Can A.I. help Facebook cure its disinformation problem?

In addition to testing American democracy, November’s election and the subsequent storming of the U.S. Capitol put social media to the test. Facebook and its rivals have spent years creating technology to combat the spread of disinformation, violent rhetoric, and hate speech. By some measure, the systems did better than ever in filtering out hundreds of millions of inflammatory posts. But ultimately the technology failed, allowing many similar posts to slip through.

In the days leading up to the election, unsubstantiated claims of widespread voting irregularities were the most shared content on Facebook, according to data analytics company CrowdTangle. At the top of the list were then-President Donald Trump’s posts falsely claiming there had been thousands of “fake votes” in Nevada and that he had won Georgia.
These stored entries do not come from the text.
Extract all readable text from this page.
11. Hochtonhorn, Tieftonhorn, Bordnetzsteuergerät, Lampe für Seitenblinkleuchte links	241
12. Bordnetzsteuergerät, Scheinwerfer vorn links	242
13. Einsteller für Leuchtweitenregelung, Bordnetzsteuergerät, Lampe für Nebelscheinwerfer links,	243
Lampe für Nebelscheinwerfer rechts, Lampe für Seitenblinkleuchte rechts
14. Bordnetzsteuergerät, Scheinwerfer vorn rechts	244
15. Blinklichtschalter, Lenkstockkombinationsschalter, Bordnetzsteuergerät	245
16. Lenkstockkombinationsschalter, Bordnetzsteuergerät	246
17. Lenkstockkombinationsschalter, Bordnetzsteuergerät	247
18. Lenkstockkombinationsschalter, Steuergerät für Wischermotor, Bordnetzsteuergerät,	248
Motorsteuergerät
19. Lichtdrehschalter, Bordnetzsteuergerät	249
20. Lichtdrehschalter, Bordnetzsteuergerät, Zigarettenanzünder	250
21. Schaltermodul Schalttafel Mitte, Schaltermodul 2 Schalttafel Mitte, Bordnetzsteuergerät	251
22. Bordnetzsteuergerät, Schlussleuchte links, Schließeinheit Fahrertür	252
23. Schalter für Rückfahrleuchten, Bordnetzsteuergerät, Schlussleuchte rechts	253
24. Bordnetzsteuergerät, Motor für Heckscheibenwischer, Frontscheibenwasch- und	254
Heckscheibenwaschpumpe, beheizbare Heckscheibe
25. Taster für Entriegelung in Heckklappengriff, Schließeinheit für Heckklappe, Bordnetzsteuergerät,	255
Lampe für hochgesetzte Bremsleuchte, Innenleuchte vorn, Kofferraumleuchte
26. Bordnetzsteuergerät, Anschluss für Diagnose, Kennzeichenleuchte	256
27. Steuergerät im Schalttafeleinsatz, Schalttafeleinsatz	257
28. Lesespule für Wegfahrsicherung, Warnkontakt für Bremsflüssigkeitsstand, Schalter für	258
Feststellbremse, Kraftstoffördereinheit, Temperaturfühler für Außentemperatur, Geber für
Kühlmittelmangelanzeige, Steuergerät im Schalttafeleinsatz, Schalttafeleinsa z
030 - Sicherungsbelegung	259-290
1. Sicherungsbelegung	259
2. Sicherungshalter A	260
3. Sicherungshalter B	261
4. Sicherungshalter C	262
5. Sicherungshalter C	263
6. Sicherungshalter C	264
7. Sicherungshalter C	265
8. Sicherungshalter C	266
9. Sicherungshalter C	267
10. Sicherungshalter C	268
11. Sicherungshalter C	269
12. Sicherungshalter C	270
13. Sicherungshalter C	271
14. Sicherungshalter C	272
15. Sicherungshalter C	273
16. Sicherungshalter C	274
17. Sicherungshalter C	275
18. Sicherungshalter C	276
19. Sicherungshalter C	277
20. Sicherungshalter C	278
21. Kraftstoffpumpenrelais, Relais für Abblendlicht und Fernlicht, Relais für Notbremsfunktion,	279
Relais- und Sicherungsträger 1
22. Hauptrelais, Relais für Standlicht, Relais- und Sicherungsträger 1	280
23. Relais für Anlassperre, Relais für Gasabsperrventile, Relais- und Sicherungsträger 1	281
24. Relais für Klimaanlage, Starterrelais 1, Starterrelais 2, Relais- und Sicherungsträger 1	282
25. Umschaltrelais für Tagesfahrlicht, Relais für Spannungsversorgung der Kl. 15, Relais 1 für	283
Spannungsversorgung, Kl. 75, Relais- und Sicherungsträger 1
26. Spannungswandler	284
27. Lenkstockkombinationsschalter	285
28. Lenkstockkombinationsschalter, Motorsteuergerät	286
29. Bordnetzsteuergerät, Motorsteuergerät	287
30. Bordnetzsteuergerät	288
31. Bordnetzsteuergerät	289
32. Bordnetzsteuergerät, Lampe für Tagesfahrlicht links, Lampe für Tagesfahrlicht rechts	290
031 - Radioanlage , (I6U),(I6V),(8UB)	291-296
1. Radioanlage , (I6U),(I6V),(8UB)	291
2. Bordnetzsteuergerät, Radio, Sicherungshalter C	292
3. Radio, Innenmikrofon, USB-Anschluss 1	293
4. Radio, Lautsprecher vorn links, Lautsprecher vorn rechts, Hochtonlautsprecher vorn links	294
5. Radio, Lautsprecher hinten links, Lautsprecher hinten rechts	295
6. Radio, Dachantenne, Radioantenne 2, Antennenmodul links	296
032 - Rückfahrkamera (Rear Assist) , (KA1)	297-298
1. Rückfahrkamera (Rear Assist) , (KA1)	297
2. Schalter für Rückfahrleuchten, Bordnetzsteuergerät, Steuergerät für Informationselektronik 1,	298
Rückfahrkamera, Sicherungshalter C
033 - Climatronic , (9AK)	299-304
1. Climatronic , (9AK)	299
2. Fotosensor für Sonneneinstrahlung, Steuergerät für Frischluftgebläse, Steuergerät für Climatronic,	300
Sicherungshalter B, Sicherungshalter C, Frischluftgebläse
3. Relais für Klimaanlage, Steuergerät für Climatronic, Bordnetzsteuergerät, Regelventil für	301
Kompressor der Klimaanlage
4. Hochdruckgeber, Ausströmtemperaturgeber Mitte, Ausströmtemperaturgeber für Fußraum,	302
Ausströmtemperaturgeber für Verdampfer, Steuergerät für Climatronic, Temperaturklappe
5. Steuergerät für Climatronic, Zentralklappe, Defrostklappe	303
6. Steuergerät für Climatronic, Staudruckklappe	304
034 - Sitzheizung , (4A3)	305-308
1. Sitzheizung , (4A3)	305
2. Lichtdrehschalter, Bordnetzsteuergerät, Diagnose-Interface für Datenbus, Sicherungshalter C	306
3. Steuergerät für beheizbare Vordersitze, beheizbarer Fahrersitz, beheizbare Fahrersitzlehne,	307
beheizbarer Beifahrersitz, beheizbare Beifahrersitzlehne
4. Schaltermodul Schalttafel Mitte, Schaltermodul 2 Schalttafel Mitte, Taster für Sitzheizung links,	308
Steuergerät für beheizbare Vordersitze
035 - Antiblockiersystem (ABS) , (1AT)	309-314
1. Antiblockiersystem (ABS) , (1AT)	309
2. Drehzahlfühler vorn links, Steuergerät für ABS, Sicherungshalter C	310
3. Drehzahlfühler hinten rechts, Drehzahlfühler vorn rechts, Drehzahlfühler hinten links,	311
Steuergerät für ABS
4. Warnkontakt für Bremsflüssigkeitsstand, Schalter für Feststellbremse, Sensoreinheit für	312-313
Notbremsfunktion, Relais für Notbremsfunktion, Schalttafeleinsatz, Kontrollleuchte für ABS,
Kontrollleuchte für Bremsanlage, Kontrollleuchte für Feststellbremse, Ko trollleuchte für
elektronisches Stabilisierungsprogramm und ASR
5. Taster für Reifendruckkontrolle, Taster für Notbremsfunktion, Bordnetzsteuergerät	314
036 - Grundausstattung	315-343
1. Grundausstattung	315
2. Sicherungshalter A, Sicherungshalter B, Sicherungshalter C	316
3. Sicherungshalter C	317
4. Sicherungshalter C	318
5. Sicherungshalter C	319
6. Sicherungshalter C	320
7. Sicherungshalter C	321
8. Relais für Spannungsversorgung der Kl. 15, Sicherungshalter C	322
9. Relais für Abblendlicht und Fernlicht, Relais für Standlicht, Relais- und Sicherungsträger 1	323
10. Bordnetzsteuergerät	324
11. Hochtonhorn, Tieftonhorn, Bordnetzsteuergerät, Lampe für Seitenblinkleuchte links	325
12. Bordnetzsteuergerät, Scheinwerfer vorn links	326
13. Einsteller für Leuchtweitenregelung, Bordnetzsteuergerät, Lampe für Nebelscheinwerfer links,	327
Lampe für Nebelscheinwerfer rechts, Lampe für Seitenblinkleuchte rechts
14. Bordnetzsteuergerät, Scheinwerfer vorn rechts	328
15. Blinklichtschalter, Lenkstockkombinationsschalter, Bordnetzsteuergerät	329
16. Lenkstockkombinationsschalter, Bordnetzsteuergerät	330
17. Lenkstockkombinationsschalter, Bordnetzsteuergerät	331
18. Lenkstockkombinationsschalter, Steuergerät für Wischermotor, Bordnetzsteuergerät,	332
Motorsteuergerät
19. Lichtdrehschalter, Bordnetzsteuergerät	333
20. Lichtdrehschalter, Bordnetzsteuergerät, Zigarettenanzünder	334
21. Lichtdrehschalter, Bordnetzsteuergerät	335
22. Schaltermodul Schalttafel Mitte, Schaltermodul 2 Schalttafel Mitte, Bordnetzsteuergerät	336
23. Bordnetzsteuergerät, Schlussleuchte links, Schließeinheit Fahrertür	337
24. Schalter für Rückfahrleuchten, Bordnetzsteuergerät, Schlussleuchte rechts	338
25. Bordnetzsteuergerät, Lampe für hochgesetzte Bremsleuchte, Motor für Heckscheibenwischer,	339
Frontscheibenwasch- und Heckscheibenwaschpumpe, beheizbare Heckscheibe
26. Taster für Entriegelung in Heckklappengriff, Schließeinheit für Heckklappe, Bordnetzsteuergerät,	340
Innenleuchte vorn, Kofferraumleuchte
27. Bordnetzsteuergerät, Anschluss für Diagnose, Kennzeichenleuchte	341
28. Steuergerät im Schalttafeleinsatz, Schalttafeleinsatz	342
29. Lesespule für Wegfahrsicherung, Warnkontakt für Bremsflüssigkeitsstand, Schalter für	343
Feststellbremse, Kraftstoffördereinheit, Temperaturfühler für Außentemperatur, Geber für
Meanwhile, the top news stories on Facebook preceding the election were from far-right news sites such as Breitbart and Newsmax that played up specious voter fraud claims. Such falsehoods set the stage for the Capitol’s storming.

No company has been as vocal a champion of using artificial intelligence to police content as Facebook. CEO Mark Zuckerberg has repeatedly said, as he did in 2018 congressional testimony, that “over the long term, building A.I. tools is going to be the scalable way to identify and root out most of this harmful content.”

Translation: The problem is so big that humans alone can’t police the service.

Facebook has invested heavily to try to make good on its tech-centric solution. And there is some evidence of progress. For instance, of all the terrorism-related content it removes, Facebook says its A.I. helps find 99.8% of those posts before users flag them. For graphic and violent content, the number is 99.5%. And for hate speech, it’s 97%. That’s significantly better than three years ago, largely because of improvements in machine learning.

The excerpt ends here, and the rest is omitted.